There is another way to get adequate artillery support, but the old technique is almost "heresy" to modern heavy tankers. In fact, the last officer that used it was Lt. John Mountcastle in 1/69 back in 1968. General Mountcastle recently retired as Chief of History, U.S. Army, and the knowledge is still available. What would have to be done, is to create a Battalion reaction platoon equipped with straight M1 tanks with artillery controls, diesel engines, auxiliary power, and an ammo section. There is a paper in the Armor School's vertical file, called, "A Bigger Hammer," by a Col. Alphin, which looks over the use of the tank as a battlefield bully, and the Colonel makes the point that by far the most common use of the Sherman was as a bunker-buster, an artillery piece, strongpoint reducer---whatever--infantry fire support tank. We need those artillery controls back, gentlemen. Before someone shrieks that. "that's for the redlegs," ask yourself this. Do you want to be out in the hills on tracks doing America's business defending against asymmetric sub-national group attacks or sulking in a stateside motor pool waiting for The War in 2020 to duel enemy heavy tanks in a replay of Desert Storm??
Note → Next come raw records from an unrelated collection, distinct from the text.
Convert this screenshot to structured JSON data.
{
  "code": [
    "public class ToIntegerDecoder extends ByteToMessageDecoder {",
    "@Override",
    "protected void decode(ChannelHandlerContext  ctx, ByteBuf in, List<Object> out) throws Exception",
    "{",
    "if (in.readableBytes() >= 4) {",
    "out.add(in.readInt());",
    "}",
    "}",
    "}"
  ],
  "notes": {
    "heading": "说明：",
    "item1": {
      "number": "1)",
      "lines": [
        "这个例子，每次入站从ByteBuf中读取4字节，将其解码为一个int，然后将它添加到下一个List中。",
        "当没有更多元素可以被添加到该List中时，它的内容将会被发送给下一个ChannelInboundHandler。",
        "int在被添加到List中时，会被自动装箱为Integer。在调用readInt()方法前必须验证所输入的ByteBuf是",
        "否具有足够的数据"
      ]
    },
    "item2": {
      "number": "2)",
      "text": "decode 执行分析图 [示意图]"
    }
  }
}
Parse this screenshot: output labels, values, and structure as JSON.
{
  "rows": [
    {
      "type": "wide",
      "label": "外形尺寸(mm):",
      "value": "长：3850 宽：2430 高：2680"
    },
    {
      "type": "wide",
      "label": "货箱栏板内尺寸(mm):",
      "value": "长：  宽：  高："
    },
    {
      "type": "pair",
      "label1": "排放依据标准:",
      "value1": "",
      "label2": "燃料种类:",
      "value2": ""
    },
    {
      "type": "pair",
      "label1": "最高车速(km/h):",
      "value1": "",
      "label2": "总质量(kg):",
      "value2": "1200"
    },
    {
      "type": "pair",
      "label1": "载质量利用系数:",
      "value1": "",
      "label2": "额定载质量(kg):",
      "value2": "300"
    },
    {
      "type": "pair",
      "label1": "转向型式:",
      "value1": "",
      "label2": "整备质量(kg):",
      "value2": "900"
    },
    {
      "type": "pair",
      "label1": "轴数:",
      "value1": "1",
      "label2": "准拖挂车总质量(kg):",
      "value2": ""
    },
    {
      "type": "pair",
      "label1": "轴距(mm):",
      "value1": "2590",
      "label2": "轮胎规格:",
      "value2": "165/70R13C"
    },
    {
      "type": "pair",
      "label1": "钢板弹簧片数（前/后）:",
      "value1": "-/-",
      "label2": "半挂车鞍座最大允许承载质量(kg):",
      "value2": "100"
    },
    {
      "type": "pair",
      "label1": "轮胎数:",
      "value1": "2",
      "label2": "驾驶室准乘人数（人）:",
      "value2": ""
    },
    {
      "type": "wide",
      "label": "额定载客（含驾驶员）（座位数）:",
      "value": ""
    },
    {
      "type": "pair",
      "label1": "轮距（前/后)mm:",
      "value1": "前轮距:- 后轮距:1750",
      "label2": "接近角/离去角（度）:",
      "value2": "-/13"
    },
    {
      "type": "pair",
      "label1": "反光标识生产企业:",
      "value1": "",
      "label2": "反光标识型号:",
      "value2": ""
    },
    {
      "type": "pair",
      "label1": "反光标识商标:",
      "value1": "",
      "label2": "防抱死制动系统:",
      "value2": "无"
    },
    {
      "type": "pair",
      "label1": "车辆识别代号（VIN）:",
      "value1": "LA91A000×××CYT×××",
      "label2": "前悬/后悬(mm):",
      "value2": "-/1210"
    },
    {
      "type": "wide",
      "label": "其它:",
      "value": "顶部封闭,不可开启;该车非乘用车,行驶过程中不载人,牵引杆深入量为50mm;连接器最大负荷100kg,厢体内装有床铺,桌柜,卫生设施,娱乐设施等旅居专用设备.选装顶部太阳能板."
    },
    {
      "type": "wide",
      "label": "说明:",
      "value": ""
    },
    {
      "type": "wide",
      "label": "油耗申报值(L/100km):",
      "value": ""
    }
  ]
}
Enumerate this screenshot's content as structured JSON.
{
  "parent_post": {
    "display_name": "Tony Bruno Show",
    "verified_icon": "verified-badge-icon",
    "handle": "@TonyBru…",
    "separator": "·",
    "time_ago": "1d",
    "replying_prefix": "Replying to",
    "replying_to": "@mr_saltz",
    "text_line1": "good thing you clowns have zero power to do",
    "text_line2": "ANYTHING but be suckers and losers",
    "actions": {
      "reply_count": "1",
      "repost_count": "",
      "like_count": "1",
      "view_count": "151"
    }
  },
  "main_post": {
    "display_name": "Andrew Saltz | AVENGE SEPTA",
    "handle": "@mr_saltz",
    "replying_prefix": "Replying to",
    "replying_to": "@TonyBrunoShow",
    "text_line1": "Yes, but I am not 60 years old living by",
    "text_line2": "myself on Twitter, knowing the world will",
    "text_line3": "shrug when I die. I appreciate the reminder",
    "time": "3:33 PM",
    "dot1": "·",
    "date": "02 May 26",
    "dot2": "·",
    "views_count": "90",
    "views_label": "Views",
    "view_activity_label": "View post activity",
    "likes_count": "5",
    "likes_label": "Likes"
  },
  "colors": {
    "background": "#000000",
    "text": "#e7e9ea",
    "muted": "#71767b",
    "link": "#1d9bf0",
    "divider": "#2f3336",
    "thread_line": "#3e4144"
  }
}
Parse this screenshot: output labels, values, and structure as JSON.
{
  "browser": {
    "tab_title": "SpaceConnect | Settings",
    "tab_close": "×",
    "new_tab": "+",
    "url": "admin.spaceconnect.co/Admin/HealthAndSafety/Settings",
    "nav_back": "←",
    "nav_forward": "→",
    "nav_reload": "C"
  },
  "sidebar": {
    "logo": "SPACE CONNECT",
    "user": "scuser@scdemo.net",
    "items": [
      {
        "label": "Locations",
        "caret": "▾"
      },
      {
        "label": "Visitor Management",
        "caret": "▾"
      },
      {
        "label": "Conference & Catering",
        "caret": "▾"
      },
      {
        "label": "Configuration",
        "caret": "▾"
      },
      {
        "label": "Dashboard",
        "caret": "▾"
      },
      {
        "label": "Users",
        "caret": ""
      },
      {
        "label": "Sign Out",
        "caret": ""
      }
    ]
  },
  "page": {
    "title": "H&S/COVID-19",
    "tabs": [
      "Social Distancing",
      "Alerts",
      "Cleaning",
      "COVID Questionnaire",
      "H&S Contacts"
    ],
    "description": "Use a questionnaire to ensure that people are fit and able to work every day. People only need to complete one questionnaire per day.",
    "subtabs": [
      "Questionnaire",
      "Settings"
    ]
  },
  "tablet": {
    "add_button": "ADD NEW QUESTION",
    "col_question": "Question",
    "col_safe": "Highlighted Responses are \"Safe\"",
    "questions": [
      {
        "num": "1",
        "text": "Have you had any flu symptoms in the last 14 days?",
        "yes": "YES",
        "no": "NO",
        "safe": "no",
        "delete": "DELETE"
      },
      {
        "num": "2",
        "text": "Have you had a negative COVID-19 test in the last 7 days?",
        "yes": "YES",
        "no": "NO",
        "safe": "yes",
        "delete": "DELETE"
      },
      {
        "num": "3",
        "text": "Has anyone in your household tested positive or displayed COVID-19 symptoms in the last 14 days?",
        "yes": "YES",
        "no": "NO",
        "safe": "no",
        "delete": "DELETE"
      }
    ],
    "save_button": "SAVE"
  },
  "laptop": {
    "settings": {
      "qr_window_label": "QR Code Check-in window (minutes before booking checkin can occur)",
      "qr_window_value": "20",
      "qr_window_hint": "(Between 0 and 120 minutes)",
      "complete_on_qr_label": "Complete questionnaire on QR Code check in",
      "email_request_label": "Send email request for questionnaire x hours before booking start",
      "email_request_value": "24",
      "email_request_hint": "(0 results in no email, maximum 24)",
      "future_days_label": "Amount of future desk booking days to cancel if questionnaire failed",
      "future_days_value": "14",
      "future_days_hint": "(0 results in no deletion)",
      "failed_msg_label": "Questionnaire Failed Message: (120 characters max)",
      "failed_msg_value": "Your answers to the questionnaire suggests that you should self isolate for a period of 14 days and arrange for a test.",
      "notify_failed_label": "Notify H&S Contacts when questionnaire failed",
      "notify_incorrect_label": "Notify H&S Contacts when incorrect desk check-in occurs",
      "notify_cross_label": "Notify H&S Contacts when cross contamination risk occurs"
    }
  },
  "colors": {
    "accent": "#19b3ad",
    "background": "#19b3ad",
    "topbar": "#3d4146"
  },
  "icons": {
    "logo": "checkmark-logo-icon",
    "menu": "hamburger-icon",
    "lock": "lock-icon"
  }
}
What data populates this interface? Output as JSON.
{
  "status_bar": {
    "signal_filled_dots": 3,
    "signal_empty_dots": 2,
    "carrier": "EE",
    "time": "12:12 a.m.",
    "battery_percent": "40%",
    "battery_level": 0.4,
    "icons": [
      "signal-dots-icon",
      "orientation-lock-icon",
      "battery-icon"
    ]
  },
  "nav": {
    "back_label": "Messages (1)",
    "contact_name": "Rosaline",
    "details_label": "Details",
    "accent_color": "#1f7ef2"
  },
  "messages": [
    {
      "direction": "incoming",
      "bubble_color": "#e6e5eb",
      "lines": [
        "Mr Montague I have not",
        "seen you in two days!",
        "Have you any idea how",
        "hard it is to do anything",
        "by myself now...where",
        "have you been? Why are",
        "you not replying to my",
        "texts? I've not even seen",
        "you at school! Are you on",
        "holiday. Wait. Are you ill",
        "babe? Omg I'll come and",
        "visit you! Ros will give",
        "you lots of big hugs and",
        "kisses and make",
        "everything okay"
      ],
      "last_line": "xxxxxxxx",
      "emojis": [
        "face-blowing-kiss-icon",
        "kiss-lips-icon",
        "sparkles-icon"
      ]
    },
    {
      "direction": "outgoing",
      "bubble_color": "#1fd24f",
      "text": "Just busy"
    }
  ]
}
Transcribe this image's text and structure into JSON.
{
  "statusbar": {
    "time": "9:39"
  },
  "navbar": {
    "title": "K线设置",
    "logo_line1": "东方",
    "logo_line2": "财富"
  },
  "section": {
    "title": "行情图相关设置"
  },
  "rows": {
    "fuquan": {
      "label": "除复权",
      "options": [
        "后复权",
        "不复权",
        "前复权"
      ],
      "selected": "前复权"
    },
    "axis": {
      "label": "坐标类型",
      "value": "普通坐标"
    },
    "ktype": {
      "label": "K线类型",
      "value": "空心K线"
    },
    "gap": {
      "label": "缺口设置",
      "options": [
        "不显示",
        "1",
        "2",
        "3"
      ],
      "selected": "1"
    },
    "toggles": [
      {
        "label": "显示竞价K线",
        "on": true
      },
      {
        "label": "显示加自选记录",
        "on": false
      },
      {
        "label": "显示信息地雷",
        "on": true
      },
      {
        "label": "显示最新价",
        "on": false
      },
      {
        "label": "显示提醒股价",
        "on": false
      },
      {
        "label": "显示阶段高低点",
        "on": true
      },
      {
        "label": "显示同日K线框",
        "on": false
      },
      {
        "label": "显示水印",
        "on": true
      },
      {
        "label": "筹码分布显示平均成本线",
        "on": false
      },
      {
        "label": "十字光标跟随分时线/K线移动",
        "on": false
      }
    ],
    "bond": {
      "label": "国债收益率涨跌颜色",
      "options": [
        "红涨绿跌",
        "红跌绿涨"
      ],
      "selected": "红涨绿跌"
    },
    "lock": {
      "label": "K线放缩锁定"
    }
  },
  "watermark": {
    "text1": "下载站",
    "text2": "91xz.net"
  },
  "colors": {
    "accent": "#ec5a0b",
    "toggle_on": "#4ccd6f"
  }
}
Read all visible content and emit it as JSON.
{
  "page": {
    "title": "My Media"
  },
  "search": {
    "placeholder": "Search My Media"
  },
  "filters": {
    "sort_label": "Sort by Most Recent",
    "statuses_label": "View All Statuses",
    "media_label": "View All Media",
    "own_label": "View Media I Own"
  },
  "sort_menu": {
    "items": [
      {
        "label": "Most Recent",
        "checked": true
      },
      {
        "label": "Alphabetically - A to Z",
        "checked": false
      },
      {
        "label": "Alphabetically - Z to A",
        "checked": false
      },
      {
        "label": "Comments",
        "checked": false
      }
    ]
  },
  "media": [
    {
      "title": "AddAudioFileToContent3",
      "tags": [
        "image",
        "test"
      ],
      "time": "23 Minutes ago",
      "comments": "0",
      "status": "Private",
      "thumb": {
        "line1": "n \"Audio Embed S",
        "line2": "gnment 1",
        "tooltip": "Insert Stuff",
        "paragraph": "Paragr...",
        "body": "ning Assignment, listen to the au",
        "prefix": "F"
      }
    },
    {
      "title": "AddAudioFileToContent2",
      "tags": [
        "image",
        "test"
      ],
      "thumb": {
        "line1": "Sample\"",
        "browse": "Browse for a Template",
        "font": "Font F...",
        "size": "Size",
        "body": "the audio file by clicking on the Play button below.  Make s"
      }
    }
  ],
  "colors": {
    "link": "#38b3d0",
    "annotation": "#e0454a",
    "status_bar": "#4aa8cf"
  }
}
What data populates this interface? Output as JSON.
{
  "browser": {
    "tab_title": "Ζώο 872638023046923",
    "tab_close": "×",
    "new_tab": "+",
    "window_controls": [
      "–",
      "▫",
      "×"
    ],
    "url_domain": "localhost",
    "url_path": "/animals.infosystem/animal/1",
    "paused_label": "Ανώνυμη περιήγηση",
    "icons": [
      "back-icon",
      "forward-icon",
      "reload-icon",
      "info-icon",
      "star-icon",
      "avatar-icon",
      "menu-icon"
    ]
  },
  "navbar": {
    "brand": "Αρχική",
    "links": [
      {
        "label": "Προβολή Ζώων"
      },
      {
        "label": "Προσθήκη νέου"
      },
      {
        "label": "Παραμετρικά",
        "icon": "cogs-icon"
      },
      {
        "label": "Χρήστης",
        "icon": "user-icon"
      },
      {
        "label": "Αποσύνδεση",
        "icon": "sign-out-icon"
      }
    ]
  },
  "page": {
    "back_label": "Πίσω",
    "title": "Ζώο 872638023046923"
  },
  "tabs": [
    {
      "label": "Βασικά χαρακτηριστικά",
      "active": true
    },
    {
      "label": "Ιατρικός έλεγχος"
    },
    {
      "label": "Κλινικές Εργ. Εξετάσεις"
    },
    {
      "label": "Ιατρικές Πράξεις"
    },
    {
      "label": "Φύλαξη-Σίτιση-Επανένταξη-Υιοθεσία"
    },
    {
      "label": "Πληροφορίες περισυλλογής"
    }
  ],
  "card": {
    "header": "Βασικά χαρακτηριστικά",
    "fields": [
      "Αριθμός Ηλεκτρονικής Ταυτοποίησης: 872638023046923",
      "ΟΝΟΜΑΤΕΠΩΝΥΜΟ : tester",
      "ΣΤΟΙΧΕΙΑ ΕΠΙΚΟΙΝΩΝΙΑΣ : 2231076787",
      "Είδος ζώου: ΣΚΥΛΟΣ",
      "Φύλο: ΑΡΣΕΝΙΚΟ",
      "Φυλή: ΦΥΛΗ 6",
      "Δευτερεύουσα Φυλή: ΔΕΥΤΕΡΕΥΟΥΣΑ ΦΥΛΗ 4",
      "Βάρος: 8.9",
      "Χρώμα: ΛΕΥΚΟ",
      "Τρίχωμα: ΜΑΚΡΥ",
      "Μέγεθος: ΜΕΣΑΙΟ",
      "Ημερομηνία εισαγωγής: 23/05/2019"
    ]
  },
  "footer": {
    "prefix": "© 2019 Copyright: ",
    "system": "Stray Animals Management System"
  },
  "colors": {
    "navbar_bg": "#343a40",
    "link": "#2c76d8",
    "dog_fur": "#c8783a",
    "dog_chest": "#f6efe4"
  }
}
Another point that the good Colonel made is that every round made for the 105mm howitzer is rated for the acceleration that the 105mm tank gun would give it. That means that with no fancy development costs, we can have long range HE, WP, Illumination, Airburst, and fuze delay, deep penetration.....Hell, just for grins, lets add leaflet shells. The point is, that we have the equipment, let's get our brains out of travel lock and figure out how to use it so that we have a plan when the call goes out.